A Kibumba, comme d’autres villages situés dans les zones de conflit, les infrastructures publiques, plus particulièrement les écoles et les bureaux de l’Etat, ont subi des dommages collatéraux suite aux combats et à la présence des rebelles.
Plusieurs autres personnes interrogées dans les zones cédées par les rebelles et actuellement sous le contrôle des contingents de la Force régionale de la Communauté d’Afrique de l’Est (EAC) ont fait mention d’exactions par les rebelles du M23 lors des combats avec l’armée congolaise.

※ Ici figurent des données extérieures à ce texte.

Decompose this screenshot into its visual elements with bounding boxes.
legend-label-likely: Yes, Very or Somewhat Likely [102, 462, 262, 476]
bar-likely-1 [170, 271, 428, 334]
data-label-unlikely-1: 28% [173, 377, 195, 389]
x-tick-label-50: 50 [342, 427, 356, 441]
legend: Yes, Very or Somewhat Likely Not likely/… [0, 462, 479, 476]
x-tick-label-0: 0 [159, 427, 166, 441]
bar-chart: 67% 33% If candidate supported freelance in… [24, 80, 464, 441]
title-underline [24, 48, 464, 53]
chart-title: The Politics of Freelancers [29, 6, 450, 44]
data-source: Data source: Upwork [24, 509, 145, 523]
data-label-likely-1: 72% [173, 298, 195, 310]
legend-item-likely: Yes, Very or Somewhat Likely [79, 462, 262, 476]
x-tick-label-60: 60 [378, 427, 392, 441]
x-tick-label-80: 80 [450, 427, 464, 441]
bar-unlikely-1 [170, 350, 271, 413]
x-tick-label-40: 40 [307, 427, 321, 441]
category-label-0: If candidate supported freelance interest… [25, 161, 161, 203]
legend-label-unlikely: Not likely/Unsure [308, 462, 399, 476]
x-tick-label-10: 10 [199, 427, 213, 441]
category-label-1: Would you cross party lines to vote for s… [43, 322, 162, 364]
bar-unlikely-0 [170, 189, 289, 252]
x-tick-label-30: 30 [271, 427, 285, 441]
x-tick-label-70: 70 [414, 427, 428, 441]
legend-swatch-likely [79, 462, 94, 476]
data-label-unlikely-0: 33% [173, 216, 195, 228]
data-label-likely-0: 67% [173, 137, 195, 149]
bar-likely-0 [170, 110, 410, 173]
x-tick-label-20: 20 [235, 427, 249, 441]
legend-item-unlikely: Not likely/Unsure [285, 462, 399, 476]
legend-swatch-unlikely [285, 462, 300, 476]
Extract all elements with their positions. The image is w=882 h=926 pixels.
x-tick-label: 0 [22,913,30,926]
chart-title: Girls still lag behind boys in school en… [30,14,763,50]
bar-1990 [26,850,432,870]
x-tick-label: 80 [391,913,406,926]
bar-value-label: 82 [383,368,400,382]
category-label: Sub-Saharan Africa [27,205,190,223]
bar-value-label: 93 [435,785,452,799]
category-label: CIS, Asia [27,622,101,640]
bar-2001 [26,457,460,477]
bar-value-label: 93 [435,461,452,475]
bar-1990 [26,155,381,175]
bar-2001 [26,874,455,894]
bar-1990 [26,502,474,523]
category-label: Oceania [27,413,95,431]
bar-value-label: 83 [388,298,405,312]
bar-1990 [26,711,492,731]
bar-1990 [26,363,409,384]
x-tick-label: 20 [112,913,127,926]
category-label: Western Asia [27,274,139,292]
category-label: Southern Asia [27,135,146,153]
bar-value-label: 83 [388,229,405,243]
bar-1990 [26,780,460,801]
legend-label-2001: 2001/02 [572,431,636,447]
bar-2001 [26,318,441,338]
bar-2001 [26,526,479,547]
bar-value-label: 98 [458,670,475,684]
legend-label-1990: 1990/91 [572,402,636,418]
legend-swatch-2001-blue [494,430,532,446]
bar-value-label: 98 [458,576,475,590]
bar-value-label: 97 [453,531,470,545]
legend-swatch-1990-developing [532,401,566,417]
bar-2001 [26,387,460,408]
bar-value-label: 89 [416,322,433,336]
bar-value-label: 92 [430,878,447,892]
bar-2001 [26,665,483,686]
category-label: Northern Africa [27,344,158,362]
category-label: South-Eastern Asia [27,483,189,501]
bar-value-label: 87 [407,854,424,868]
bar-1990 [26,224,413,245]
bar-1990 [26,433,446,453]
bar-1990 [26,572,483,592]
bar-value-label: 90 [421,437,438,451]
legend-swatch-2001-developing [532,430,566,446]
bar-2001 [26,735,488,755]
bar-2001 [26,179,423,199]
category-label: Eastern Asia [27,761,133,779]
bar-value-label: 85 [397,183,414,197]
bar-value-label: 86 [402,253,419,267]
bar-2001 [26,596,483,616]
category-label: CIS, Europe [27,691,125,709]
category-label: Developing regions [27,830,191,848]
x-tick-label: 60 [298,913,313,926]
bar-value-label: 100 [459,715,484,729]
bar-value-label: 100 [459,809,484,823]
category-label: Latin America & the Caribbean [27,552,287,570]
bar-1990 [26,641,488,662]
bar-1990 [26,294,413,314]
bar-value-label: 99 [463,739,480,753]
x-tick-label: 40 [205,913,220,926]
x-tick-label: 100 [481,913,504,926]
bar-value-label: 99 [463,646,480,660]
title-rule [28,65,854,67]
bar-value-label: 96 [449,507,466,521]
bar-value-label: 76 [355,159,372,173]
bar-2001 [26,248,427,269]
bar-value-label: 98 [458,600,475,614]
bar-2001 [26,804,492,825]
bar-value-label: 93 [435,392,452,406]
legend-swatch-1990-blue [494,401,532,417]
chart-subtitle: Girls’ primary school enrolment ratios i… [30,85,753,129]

Des groupes armés locaux présents dans les zones de conflit sont aussi accusés par plusieurs organisations nationales et internationales, dont l’ONU, d’y avoir commis des exactions graves contre la population civile.
Depuis le début du déploiement de la Force régionale de l’EAC, quatre pays ont déjà envoyé des troupes sur le terrain en RDC, à savoir l’Ouganda, le Kenya, le Burundi et le Soudan du Sud, couvrant ainsi la totalité des zones jadis occupées par les rebelles du M23.
Les combats entre l’armée congolaise et le M23, qui ont repris début 2022, ont poussé des milliers des personnes à fuir leur domicile pour trouver refuge dans les camps des déplacés situés en périphérie de Goma.